R. Nous avons une réunion amazonienne cette année, qui est très susceptible d'être en Colombie. Ce sera sûrement l'un des points. Il y a des déclarations conjointes, mais nous devons examiner les actions. J'insiste sur le fait que notre position sera toujours que vous deviez travailler directement avec les communautés des territoires, sans tant d'intermédiaires. Le Brésil et la Colombie ont convenu dans différents espaces que nous essaierons d'obtenir avec un programme conjoint. Nous avions le flic de la biodiversité et ils ont un changement climatique, nous voulons que les deux plateformes fonctionnent ensemble.

P. Qu'aimeriez-vous son héritage en tant que ministre de l'Environnement?

R. Que nous pourrions générer la garantie des droits des autonomies des autorités environnementales autochtones. Mais pas seulement ça.

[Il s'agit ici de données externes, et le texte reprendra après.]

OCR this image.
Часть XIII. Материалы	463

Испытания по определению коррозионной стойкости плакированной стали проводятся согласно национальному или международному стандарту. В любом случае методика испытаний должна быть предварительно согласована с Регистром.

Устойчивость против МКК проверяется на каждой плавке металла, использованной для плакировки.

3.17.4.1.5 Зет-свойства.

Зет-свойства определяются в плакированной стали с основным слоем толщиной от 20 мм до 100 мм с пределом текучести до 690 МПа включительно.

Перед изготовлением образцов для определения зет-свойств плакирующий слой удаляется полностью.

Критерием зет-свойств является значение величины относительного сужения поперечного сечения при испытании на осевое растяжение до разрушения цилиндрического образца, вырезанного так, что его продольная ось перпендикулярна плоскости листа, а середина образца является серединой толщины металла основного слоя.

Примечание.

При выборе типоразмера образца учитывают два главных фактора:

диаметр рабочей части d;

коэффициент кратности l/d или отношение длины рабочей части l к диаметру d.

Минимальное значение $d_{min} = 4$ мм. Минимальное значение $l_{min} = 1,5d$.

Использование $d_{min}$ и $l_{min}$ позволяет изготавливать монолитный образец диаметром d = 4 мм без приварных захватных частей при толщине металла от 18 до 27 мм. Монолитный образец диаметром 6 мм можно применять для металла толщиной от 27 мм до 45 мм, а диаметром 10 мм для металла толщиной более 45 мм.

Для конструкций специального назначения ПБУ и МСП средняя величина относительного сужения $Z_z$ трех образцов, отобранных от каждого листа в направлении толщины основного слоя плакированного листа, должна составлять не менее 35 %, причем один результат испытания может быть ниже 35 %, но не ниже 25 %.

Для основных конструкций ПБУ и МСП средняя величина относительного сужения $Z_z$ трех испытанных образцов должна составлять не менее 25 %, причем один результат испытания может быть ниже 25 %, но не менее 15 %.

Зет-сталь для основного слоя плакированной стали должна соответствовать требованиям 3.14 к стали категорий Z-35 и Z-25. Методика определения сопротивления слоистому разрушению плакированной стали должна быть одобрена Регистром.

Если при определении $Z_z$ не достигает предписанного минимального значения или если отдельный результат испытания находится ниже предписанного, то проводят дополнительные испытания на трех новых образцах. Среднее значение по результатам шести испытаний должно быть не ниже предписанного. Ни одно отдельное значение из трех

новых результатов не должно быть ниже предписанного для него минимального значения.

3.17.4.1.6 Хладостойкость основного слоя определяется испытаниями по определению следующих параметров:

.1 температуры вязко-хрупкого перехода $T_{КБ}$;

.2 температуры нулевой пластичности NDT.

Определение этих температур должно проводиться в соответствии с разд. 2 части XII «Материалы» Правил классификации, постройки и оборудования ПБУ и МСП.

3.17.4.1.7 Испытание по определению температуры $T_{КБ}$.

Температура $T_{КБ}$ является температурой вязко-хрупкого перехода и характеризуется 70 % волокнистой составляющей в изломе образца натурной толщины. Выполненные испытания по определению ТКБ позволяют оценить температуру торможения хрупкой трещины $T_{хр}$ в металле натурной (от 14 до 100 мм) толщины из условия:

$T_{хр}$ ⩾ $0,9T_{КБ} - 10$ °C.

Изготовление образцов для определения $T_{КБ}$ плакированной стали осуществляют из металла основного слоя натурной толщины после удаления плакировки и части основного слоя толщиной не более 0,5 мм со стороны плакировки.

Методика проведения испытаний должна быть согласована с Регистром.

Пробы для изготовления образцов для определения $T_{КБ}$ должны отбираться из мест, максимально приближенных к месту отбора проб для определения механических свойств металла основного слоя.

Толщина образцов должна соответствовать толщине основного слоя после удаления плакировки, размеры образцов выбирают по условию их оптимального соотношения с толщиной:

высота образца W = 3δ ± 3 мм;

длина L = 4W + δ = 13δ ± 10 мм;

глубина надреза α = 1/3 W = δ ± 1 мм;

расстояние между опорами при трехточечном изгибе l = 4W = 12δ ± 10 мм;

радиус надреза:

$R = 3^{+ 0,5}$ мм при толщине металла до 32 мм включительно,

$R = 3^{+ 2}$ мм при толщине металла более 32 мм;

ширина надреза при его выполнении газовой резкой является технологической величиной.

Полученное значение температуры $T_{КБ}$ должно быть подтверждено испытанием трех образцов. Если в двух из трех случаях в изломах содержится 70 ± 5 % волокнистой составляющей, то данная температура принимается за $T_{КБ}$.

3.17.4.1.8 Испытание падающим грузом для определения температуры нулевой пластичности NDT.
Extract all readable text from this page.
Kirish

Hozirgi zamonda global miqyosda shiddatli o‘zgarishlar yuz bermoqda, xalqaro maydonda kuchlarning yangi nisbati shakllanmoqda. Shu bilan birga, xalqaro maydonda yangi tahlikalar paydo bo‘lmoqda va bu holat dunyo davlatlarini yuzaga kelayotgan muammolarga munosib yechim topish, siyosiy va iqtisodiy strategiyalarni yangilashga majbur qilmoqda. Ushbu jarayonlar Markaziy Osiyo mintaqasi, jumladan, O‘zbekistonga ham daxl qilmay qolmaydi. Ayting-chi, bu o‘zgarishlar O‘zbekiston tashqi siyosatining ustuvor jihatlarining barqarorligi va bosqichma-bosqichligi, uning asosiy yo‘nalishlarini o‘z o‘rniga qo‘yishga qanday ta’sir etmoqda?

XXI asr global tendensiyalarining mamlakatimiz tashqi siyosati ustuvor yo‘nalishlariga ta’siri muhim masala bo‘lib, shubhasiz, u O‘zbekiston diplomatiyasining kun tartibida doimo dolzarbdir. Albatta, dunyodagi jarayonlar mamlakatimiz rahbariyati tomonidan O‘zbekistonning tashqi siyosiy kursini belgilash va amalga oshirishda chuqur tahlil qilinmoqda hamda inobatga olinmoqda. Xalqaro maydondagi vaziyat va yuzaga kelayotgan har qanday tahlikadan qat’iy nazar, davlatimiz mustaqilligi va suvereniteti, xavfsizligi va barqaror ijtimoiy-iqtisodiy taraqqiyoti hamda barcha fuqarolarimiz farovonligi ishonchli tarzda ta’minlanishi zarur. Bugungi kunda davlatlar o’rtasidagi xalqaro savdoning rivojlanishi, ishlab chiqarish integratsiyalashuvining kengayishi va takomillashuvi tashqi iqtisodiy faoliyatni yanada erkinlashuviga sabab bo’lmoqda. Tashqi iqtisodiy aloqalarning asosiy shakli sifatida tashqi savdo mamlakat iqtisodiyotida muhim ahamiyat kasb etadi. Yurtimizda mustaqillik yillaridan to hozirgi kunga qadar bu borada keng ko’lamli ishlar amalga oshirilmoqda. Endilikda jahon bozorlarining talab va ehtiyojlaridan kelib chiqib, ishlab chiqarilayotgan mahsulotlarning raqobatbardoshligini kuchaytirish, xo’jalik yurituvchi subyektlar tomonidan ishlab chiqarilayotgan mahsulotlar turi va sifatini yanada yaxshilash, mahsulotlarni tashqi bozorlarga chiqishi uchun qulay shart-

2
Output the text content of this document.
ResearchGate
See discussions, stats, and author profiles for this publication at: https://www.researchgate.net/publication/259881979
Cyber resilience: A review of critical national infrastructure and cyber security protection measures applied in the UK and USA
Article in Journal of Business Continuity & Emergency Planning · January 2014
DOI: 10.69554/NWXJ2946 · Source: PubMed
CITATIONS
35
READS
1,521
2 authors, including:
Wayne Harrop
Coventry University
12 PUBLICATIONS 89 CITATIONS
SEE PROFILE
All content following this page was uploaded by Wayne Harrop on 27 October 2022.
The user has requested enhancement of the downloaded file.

Je comprends que dans d'autres territoires, qui ne sont pas autochtones, nous avons des communautés qui y vivent il y a plusieurs années, des siècles. J'aimerais que ces gens ne perdent pas le droit de vivre dans leurs territoires, avec leurs traditions. Les territoires ne peuvent pas être vides, nous devons offrir des garanties aux personnes qui s'occupent d'eux. Nous devons évaluer ces connaissances dans le cadre de la construction des politiques. Renforce également les capacités techniques et scientifiques des Colombiens, renforcez les instituts de haut niveau. Nous devons inclure la connaissance des peuples autochtones et des communautés locales dans toutes ces enquêtes, d'une manière respectueuse et avec des garanties.